Images: NJAL Black Sheep designers Iris Klaver and Malin Busck / Hi On Life, Credit: Not Just A Label
Do you believe that the fashion industry will ever go back to ‘business as usual?’ What industry-wide changes can you see happening, and how do you think this will alter the landscape for new designers?
To be frank, we feel the fashion industry has relied on antiquated systems and strategies. It is slow, it takes itself too seriously and therefore to stay on top you have to challenge habits, you have to be willing to break the mould and reinvent yourself again and again. We are convinced that, despite the ongoing financial crises and the implications for the economic climate, brands focusing on ‘authentic luxury’ will continue to grow and prosper, resulting in one of the greatest creative opportunities in decades. We just need to continue on our mission and be strong.
We often see that periods of difficulty and austerity are followed by an upsurge of creativity. Do you see this happening following the pandemic?
I started the company a little over 10 years ago and things were hard amidst the financial crisis of 2008. I mean, designers might not have had a physical or digital way of showcasing their designs. They had no opportunity to sell their designs either. We’ve come a long way from that — the internet finally is being used — which means designers are now acting locally and globally at the same time. Their creativity has never ceased, but certain points of sales are missing in this world.
You could blame the retail system, you could blame the traditional structure of the fashion industry, how it works and how a lot of designers are trained at design universities to go to fashion week twice a year and wait for a buyer to basically ‘rent’ their first collection. The missing piece at the moment is how to retail millions of individual designs and that is a very active conversation that we’re having, in terms of potentially transforming Not Just a Label into a marketplace – almost a luxury version of Etsy.
Images: NJAL Black Sheep designers Olivia Rubens and Two Point Two, Credit: Not Just A Label
Many independent designers are now choosing to implement sustainable production strategies from the onset. Do you think they will ultimately be the ones to thank for directing the industry towards a fairer future?
The next generation always offers innovative, new ways of thinking and creating but with technological developments and the movement towards sustainable manufacture, today’s emerging designers are setting standards for an entirely new way of making and selling fashion. The future is up to them!
What can individuals and businesses be doing to help see the new generation of emerging designers through these difficult times?
NJAL’s aim has always been to celebrate emerging talent and beautiful, original clothing without political or geographical borders. We maintain a belief that it isn’t about making slow fashion trendy, but furthering the movement and transformation in how we make and buy clothes. We can improve how clothes are made and reduce production but slow fashion is driven by a change in attitude from consumers. This involves emphasising slow fashion as modern luxury; offering quality, durability and exclusivity.

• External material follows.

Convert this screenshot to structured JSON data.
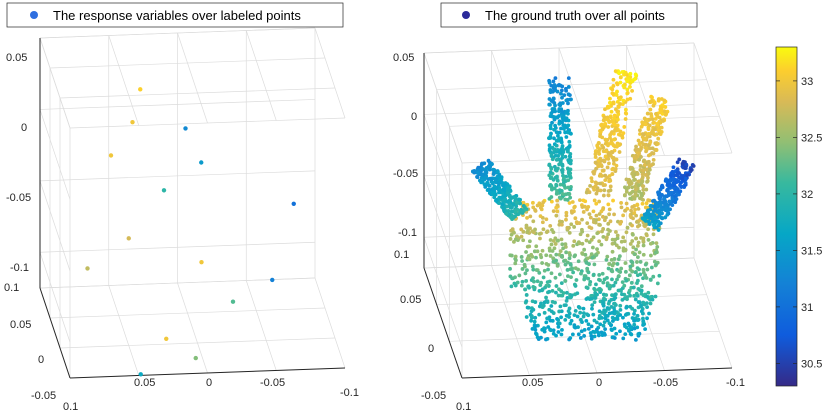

I believe customers, not consumers, are starting to question the fervent pace of fast fashion and its devastating effect on resources, the environment, as well as human life. I also believe that they have started to accept that emerging designers are the future of fashion, and by supporting them at their infancy and buying their collections, it’s a way to salute the new generation and question the status-quo of fashion’s rulebook at large. In being more aware of the ethical implications of their purchases, aspects like ethical business practices, labour law justice, and environmental sustainability are becoming important factors in buying decisions.